刑法では、自殺という違法でない行為について、なぜ教唆犯や幇助犯という共犯が成立するのか、ということについて議論があります。本来、殺人や窃盗という違法な行為を教唆、幇助するから共犯者が処罰されるはずだからです。この点、生命は本人だけが左右できるものであって、他人の生命に干渉して、人格の毀損に原因を与えることそのものが違法なのだと考えられます。

尊厳死・安楽死について

この問題に関連してくるのが、尊厳死とか、安楽死と言われる問題です。他人の生命に干渉して原因を与えてはならないのだとすると、尊厳死・安楽死とされる事案について、医療行為者の行う行為は、自殺の幇助などになってしまい、処罰は免れないようにも思われます。

しかし、裁判でも、一定の場合には許容される余地があるとされています。詳細な要件などについては、刑法の議論ということになると思いますが、ここではパターナリズムとの関係で考えてみたいと思います。

この問題については、1990年のアメリカのクルーザン事件が参考になります。アメリカ連邦最高裁判は、まず、インフォームド・コンセントがコモン・ロー上の法理であるとします。そしてインフォームド・コンセント、つまり、患者が十分に医師から説明を受けて、治療法やメリット・デメリットなどについて納得をしたうえで同意をするという法理から、意思決定能力のある者が医療を拒否する権利を含むのだとしました。

つまり、よくよく説明を聞いたうえで、治療をしてもらう、というのが普通かもしれませんが、よくよく説明を聞いたうえで、治療をしてもらわない、という判断を患者はすることができる、そしてその権利は憲法上のものであるというのです。

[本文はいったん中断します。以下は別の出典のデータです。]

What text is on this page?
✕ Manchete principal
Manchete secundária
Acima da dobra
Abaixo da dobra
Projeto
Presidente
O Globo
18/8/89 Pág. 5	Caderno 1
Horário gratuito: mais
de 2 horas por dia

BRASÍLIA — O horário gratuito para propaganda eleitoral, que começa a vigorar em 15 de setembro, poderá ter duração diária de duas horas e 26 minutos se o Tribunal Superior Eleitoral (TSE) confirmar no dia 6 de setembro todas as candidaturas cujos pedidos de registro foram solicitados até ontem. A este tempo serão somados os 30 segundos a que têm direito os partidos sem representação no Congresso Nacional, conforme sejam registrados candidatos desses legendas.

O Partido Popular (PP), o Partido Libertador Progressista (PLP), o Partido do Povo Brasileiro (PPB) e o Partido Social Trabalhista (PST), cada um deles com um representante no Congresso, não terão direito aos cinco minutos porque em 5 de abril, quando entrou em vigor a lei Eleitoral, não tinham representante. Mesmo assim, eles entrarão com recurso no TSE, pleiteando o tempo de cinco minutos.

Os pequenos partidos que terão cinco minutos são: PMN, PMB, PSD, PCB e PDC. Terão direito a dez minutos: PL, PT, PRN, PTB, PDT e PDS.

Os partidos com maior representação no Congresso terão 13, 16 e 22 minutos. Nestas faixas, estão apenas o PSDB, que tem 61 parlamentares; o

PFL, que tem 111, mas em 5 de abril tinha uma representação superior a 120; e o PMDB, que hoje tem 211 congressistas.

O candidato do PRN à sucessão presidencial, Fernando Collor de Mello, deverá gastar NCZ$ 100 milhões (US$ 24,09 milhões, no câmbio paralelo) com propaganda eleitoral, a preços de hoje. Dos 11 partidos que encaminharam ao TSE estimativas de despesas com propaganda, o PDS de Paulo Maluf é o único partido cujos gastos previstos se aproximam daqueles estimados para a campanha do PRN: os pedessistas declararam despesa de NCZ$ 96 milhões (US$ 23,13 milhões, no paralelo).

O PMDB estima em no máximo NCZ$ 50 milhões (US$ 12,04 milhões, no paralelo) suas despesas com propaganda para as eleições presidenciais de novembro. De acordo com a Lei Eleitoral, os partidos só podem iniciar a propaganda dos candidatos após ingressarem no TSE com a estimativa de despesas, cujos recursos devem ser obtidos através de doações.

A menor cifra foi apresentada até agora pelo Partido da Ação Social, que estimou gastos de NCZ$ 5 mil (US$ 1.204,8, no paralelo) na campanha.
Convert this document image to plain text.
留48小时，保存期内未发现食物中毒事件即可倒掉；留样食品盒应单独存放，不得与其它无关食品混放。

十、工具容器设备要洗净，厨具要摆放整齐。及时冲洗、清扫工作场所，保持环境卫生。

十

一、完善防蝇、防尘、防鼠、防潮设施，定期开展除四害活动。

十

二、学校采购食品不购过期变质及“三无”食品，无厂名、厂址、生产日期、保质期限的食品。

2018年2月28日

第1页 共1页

自ら積極的に命を絶つ場合と延命行為を中止することとの違いは、後者は終わりが迫っている残りの人生の「生き方」にかかわる選択だ、ということです。回復が困難で苦痛を伴う延命を拒否することは、自己決定権として尊重されるべきで、国が干渉すべき事でないと言えるのではないでしょうか。そうだとすると、その人の意思を無視してでもパターナリズムを発動して、延命措置を何が何でも続けなければならないわけではないということです。

今回は少しややこしかったかもしれません。まとめると、未成年者に限らず、一般論としてはパターナリスティックな制約ということが認められる、というのがまず一つ。

しかしそれには限界がある、無限定ではない、というのがもう一つです。
この二つのことを一言で言い現わすと、限定的なパターナリスティックな制約が認められる場合がある、ということになります。